Hey @ptrblck, thanks again for your answer :). My goal here is to really understand how close i can get both frameworks to produce the same output. As far I as understood, there are differences than can be caused by differences in algoritms calculations or the default initializations. So the point here is to reduce the much as possible in the differences of the output so I be able to “name” the causes to the small growing errors occuring in the training process.
So if I take the case of checking differences between both frameworks what i got is that even without any training and just transposing the weights and biases to the other framework it will produce an small error on the loss and the acc about 1e-6 in the evaluation of any test set tested.
Due to this small small value and taking the fact that individualy calculating the loss for every input there are some that produce losses with really small differences and others which are exactly the same, i was ready for differences in the training just like what we can see from the weights graphic. The thing is, why are the biases taking a different behaviour of the weights and getting closer. What was going on my mind was that even if the weights were “diverging” the biases in other way were converging in compensation arround the error value because it was getting in the minimum. But there we go, I found one case where biases were not taking the same behaviour of the last one and were diverging. So about this part i want to understand if Im in a good spot or if Im wrong and there are more aspects to take in mind before i can assume the value error is only because of the floating calculations.
Now about the differences in the same framework it bring me a new point that maybe i havent deterministic all the process. But fun fact the biases in this case take another behaviour that is being constant.
I tried to resume all the idea so maybe you can get better my doubt about what i have obtained.

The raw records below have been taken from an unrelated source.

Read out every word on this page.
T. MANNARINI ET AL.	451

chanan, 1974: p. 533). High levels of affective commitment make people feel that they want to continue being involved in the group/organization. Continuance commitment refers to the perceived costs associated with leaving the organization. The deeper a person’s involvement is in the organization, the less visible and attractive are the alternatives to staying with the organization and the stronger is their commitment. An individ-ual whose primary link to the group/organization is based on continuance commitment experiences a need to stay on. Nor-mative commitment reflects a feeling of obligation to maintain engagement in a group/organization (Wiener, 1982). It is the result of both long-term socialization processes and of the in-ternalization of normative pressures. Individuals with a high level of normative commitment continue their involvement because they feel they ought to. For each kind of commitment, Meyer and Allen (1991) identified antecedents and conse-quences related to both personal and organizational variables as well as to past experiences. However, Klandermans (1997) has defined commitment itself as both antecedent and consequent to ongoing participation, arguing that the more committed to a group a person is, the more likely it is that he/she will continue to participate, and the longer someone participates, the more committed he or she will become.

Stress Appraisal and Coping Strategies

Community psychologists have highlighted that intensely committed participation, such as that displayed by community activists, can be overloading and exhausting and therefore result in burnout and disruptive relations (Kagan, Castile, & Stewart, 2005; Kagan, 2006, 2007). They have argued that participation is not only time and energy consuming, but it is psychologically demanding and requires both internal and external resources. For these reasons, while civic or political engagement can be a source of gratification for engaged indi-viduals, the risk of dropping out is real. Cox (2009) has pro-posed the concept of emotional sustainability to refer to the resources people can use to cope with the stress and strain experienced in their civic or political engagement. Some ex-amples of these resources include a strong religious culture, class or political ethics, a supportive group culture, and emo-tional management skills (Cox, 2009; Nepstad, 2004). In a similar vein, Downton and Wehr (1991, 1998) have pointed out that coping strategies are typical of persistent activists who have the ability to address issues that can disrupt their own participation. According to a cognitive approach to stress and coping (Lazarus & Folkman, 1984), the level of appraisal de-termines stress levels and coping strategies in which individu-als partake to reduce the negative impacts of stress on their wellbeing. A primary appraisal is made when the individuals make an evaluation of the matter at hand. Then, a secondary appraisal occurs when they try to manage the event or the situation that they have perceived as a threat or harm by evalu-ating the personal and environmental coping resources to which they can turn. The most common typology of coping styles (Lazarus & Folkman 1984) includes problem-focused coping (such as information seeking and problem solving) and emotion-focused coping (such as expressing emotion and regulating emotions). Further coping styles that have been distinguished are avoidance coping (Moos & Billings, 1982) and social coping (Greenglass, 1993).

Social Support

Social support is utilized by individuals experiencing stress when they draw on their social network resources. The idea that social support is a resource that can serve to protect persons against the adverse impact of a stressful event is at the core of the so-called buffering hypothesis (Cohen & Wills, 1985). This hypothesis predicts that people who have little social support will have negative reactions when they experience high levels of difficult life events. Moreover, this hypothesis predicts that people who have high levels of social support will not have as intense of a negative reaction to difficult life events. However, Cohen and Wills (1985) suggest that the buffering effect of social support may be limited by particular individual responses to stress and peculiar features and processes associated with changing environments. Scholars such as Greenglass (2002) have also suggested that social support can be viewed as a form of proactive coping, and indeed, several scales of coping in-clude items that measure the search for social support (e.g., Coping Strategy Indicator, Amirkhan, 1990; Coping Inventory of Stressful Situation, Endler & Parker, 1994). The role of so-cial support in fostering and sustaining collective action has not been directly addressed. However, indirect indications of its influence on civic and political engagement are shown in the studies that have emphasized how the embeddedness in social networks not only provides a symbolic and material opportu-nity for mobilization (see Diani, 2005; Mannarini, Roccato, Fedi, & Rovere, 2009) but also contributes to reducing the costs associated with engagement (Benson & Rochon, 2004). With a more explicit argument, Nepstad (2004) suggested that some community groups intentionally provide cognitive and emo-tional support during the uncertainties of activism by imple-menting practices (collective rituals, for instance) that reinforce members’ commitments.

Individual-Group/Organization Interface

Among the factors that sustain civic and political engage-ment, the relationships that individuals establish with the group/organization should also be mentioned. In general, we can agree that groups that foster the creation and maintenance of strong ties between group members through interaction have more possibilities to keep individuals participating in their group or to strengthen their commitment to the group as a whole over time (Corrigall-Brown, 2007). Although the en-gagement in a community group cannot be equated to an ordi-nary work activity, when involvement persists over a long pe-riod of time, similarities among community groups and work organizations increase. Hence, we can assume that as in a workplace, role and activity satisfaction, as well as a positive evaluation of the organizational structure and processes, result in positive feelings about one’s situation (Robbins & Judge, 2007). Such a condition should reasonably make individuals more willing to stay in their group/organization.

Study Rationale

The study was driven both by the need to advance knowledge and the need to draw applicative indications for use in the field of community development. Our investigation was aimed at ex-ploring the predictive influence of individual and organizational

Hey @ptrblck. I have noticed that i was almost using everything for the reproducibility expect
torch.use_deterministic_algorithms(True). Well for the rest I found out that for the training I had a small mistake done in the GTSRB dataset and after correct it this is how the avareage difference is:
Also an extra i found out that the loss value at the beginning when i eval the model with the test data is exactly the same but when it comes to training the loss slowly start to differ but in the firsts iterations is the same in 1e-15.